Há uma consequência ainda mais ampla, dessa mudança na política dos EUA: há cerca de 1,5 bilhão de muçulmanos no mundo que são maioria em cerca de 50 estados e constituem 22% da população do mundo. Nenhum deles aprovará o mais recente movimento de Trump. A população de muitos daqueles países, inclusive alguns dos maiores como a Turquia (80 milhões) e o Paquistão (193 milhões), já era muito fortemente anti-norte-americana, mesmo antes de Trump ser eleito. Em 2012, pesquisas mostraram que 74% dos paquistaneses consideravam os EUA como país inimigo. E esse número, já muito alto, é ainda maior na Turquia, onde 82% dos turcos disseram, nesse verão, que têm impressão desfavorável dos EUA. Divididos em praticamente todas as questões, os turcos estão unidos contra os EUA, o que tornará ainda mais difícil qualquer movimento dos EUA contra o Irã.

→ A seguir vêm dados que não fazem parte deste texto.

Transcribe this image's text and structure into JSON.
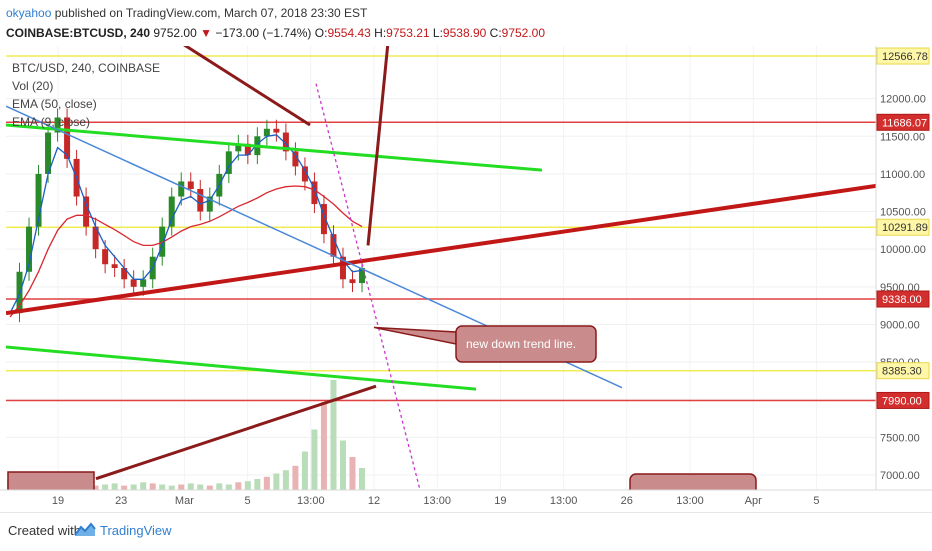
{
  "header": {
    "user": "okyahoo",
    "published_text": "published on TradingView.com, March 07, 2018 23:30 EST",
    "symbol": "COINBASE:BTCUSD, 240",
    "price": "9752.00",
    "change_arrow": "▼",
    "change": "−173.00 (−1.74%)",
    "o_label": "O:",
    "o": "9554.43",
    "h_label": "H:",
    "h": "9753.21",
    "l_label": "L:",
    "l": "9538.90",
    "c_label": "C:",
    "c": "9752.00"
  },
  "legend": {
    "title": "BTC/USD, 240, COINBASE",
    "vol": "Vol (20)",
    "ema50": "EMA (50, close)",
    "ema9": "EMA (9, close)"
  },
  "annotation": {
    "text": "new down trend line."
  },
  "footer": {
    "created_with": "Created with",
    "brand": "TradingView"
  },
  "colors": {
    "up_candle": "#2a8a2a",
    "down_candle": "#c62828",
    "ema_fast": "#1a5fc4",
    "ema_slow": "#d9282f",
    "trend_red": "#c21717",
    "trend_green": "#22dd22",
    "trend_blue": "#4a88d8",
    "hline_yellow": "#f2ec52",
    "hline_red": "#e04040",
    "callout_fill": "#c98b8b",
    "callout_stroke": "#8b1a1a",
    "brand_blue": "#2f7fd1"
  },
  "chart_data": {
    "type": "candlestick",
    "instrument": "COINBASE:BTCUSD",
    "timeframe": "240",
    "y_range": [
      6800,
      12700
    ],
    "y_ticks": [
      7000,
      7500,
      8000,
      8500,
      9000,
      9500,
      10000,
      10500,
      11000,
      11500,
      12000
    ],
    "y_tick_labels": [
      "7000.00",
      "7500.00",
      "8000.00",
      "8500.00",
      "9000.00",
      "9500.00",
      "10000.00",
      "10500.00",
      "11000.00",
      "11500.00",
      "12000.00"
    ],
    "x_ticks": [
      "19",
      "23",
      "Mar",
      "5",
      "13:00",
      "12",
      "13:00",
      "19",
      "13:00",
      "26",
      "13:00",
      "Apr",
      "5"
    ],
    "horizontal_levels": [
      {
        "label": "12566.78",
        "value": 12566.78,
        "color": "yellow"
      },
      {
        "label": "11686.07",
        "value": 11686.07,
        "color": "red"
      },
      {
        "label": "10291.89",
        "value": 10291.89,
        "color": "yellow"
      },
      {
        "label": "9338.00",
        "value": 9338.0,
        "color": "red"
      },
      {
        "label": "8385.30",
        "value": 8385.3,
        "color": "yellow"
      },
      {
        "label": "7990.00",
        "value": 7990.0,
        "color": "red"
      }
    ],
    "price_path": [
      9150,
      9700,
      10300,
      11000,
      11550,
      11750,
      11200,
      10700,
      10300,
      10000,
      9800,
      9750,
      9600,
      9500,
      9600,
      9900,
      10300,
      10700,
      10900,
      10800,
      10500,
      10700,
      11000,
      11300,
      11400,
      11250,
      11500,
      11600,
      11550,
      11300,
      11100,
      10900,
      10600,
      10200,
      9900,
      9600,
      9550,
      9750
    ],
    "volume_profile": [
      0.1,
      0.08,
      0.12,
      0.06,
      0.05,
      0.09,
      0.07,
      0.05,
      0.06,
      0.04,
      0.05,
      0.06,
      0.04,
      0.05,
      0.07,
      0.06,
      0.05,
      0.04,
      0.05,
      0.06,
      0.05,
      0.04,
      0.06,
      0.05,
      0.07,
      0.08,
      0.1,
      0.12,
      0.15,
      0.18,
      0.22,
      0.35,
      0.55,
      0.8,
      1.0,
      0.45,
      0.3,
      0.2
    ],
    "ema_fast": [
      9150,
      9400,
      9800,
      10400,
      11000,
      11350,
      11250,
      10950,
      10600,
      10300,
      10050,
      9900,
      9750,
      9600,
      9600,
      9750,
      10050,
      10400,
      10650,
      10700,
      10600,
      10650,
      10850,
      11100,
      11250,
      11250,
      11400,
      11500,
      11520,
      11400,
      11250,
      11050,
      10800,
      10450,
      10150,
      9850,
      9700,
      9720
    ],
    "ema_slow": [
      9100,
      9250,
      9450,
      9700,
      10000,
      10250,
      10400,
      10450,
      10450,
      10400,
      10330,
      10260,
      10180,
      10100,
      10050,
      10050,
      10090,
      10160,
      10240,
      10300,
      10330,
      10370,
      10430,
      10500,
      10570,
      10620,
      10680,
      10750,
      10800,
      10830,
      10840,
      10830,
      10790,
      10700,
      10600,
      10480,
      10370,
      10300
    ]
  }
}
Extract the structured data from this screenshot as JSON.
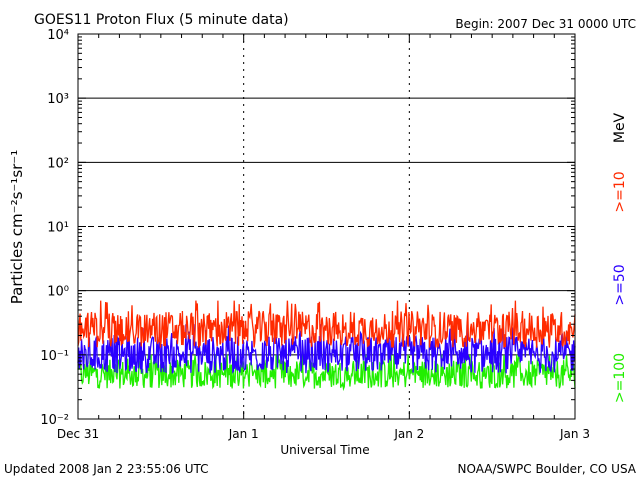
{
  "header": {
    "title": "GOES11 Proton Flux (5 minute data)",
    "begin": "Begin: 2007 Dec 31 0000 UTC"
  },
  "footer": {
    "updated": "Updated 2008 Jan  2 23:55:06 UTC",
    "credit": "NOAA/SWPC Boulder, CO USA"
  },
  "colors": {
    "ge10": "#ff2a00",
    "ge50": "#2a00ff",
    "ge100": "#22ee00",
    "axis": "#000000"
  },
  "chart_data": {
    "type": "line",
    "title": "GOES11 Proton Flux (5 minute data)",
    "xlabel": "Universal Time",
    "ylabel": "Particles cm⁻²s⁻¹sr⁻¹",
    "yscale": "log",
    "ylim": [
      0.01,
      10000
    ],
    "y_ticks": [
      "10⁻²",
      "10⁻¹",
      "10⁰",
      "10¹",
      "10²",
      "10³",
      "10⁴"
    ],
    "x_ticks": [
      "Dec 31",
      "Jan 1",
      "Jan 2",
      "Jan 3"
    ],
    "xlim_days": [
      0,
      3
    ],
    "grid": "horizontal lines at each decade (10¹ dashed), vertical dashed at day boundaries",
    "legend_title": "MeV",
    "legend_placement": "right",
    "series": [
      {
        "name": ">=10",
        "color_key": "ge10",
        "typical": 0.25,
        "min": 0.12,
        "max": 0.7
      },
      {
        "name": ">=50",
        "color_key": "ge50",
        "typical": 0.1,
        "min": 0.05,
        "max": 0.3
      },
      {
        "name": ">=100",
        "color_key": "ge100",
        "typical": 0.05,
        "min": 0.025,
        "max": 0.1
      }
    ]
  }
}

O presidente Putin deve visitar Istambul na segunda-feira para falar com o presidente Erdogan sobre Jerusalém e a Síria, um sinal de que pode ser difícil isolar a questão da capital israelense de outros conflitos.

Todos esses importantes desenvolvimentos estão em curso, mas nada mudou de fato em campo: Israel já tratava Jerusalém como sua capital, e o chamado processo de paz com os palestinos está há anos em estado de total confusão. Os EUA já não podem sequer fingir que seriam mediador equilibrado, o que, na verdade e sobretudo, jamais foram.

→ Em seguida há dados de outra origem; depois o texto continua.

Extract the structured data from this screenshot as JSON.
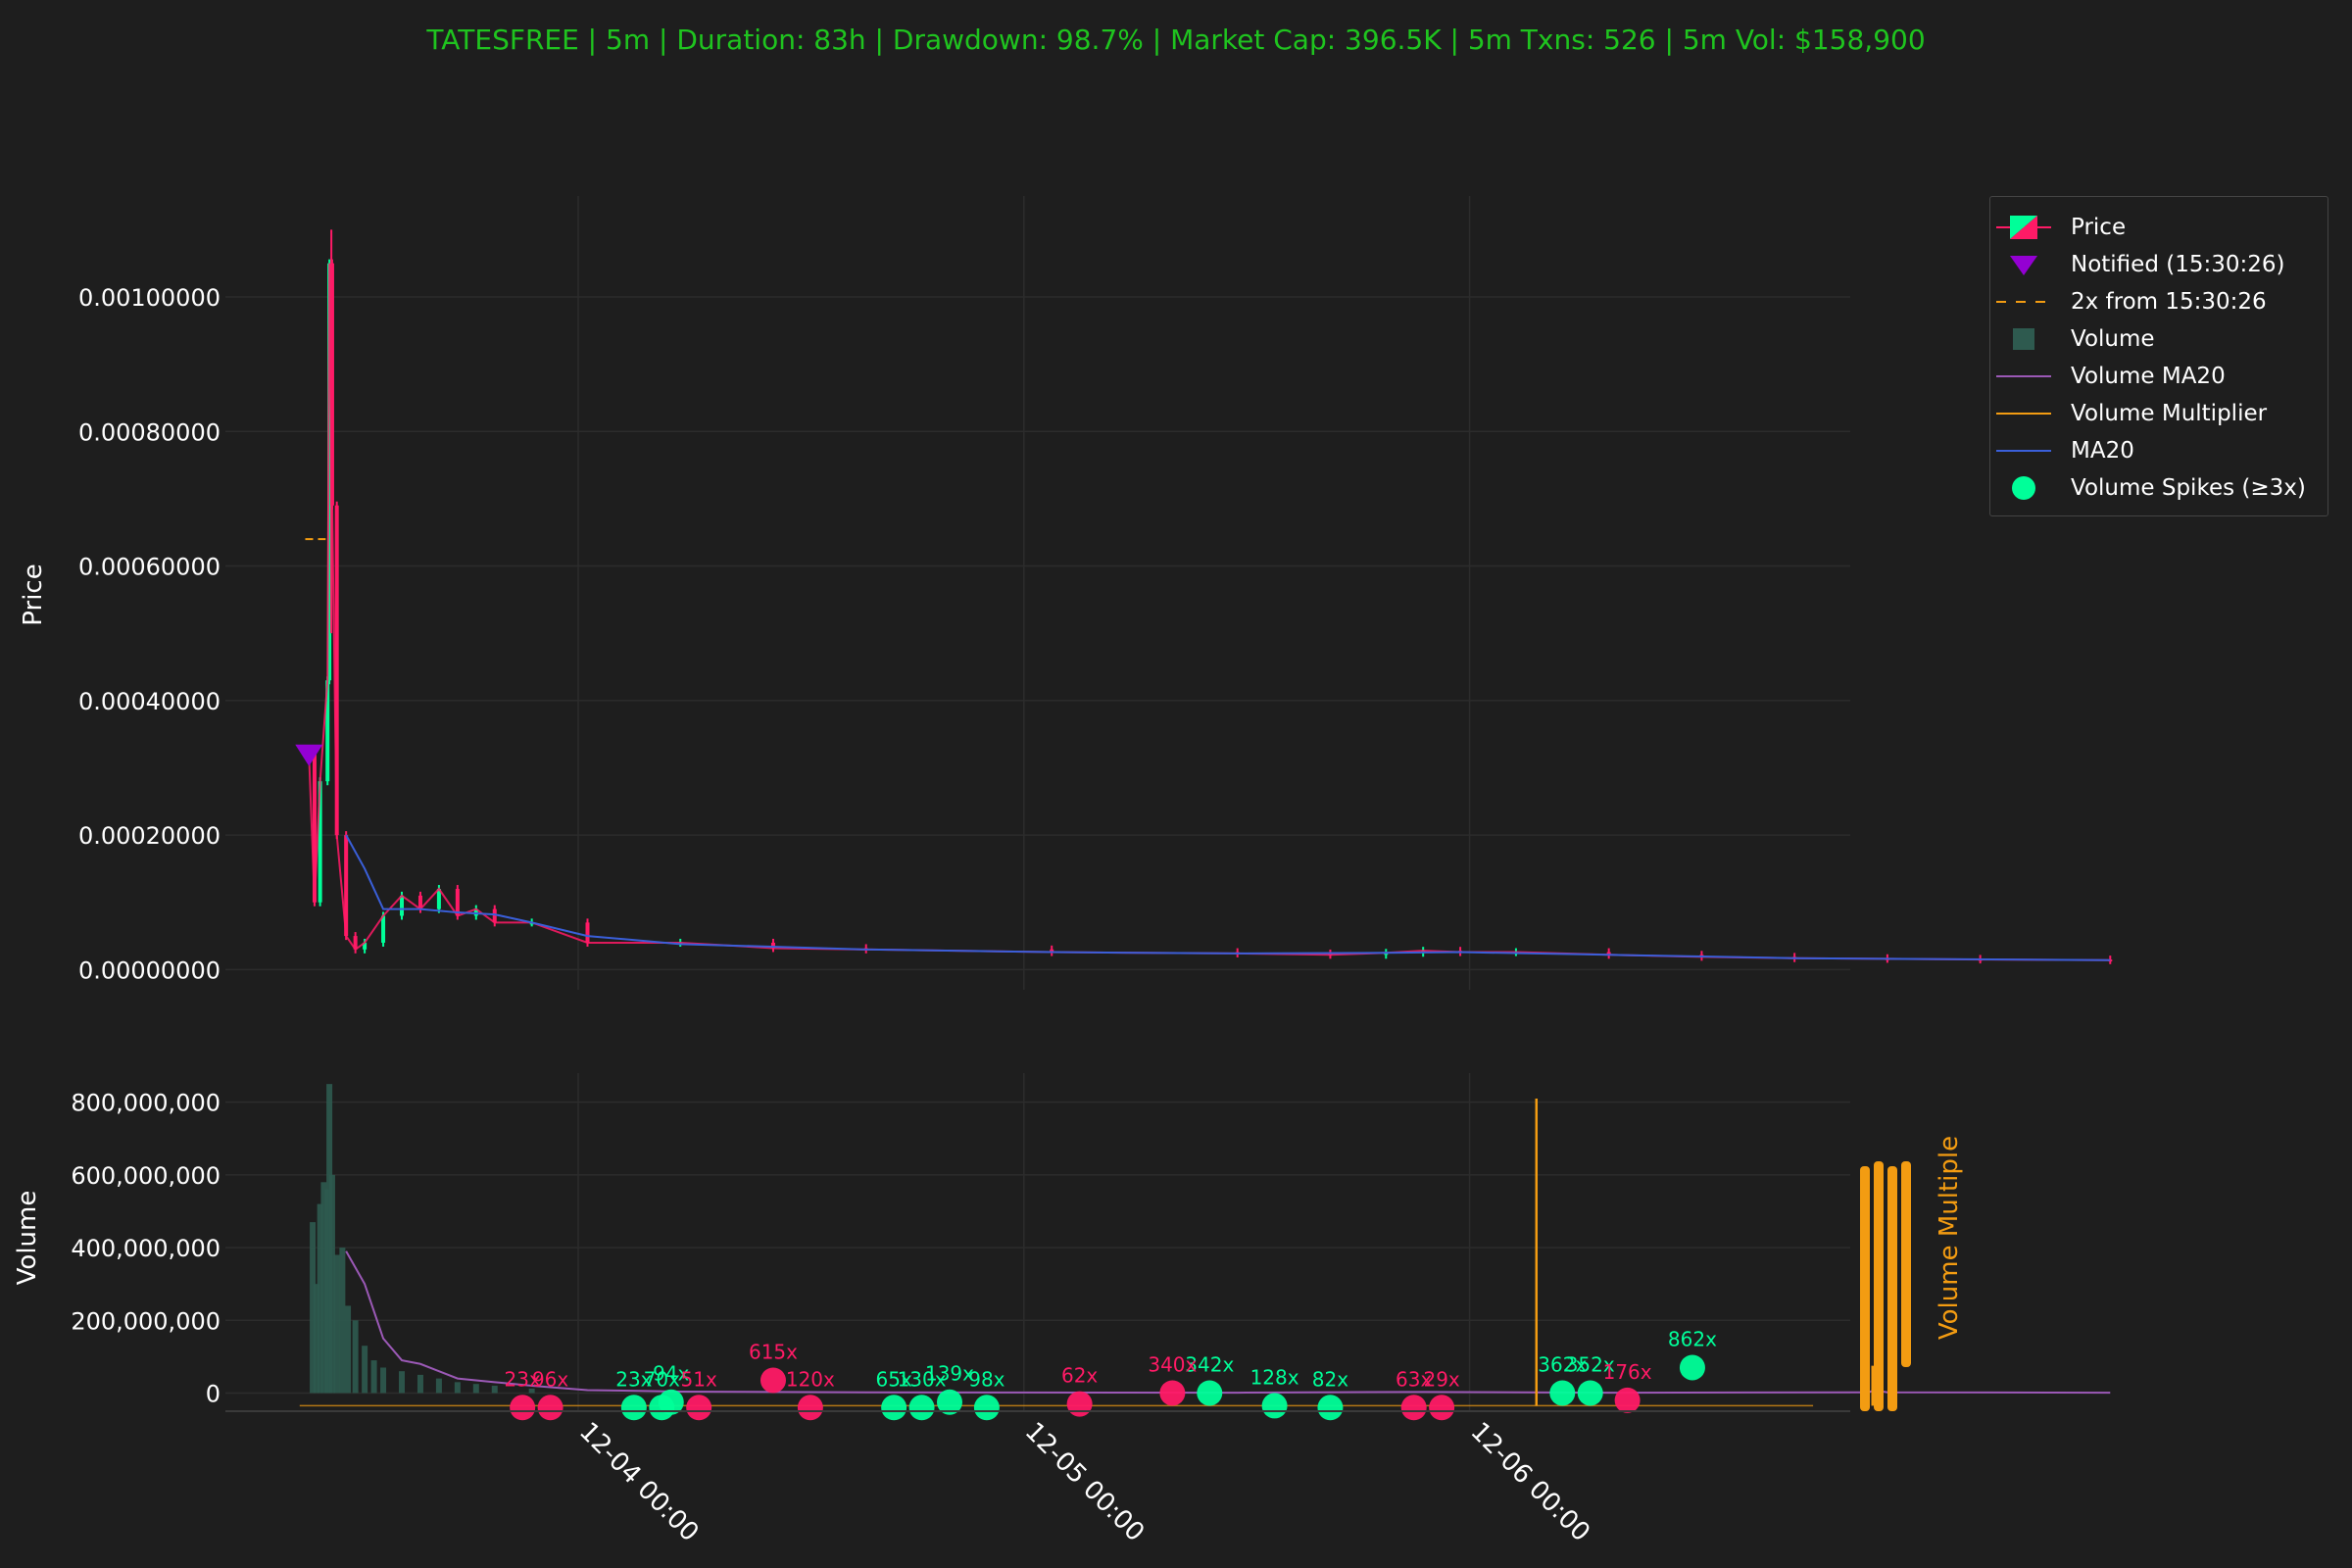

Ao reconhecer Jerusalém como capital de Israel, Trump e Israel podem ter quebrado uma regra política que ensina que não é recomendável mexer em situações de fato que outros já tenham acabado por aceitar, mesmo que informalmente. É movimento que pode ter consequências desastrosas inesperadas. Bom exemplo disso se viu há menos de três meses, quando o presidente Masoud Barzani promoveu um referendum que declarou a independência formal do Curdistão Iraquiano, apesar de os curdos iraquianos já viverem em situação de fato bem próxima da independência desde 2003. Os governos do Iraque, da Turquia e do Irã, que durante anos aceitavam a situação anterior, reagiram furiosamente; e em três semanas os curdos perderam o controle sobre Kirkuk e grande parte de seu território. É provável que o presidente Trump e Israel logo descubram que apostaram mais alto do que recomendava a prudência e terão de pagar preço mais alto do que esperavam ao formalizar o controle israelense sobre Jerusalém.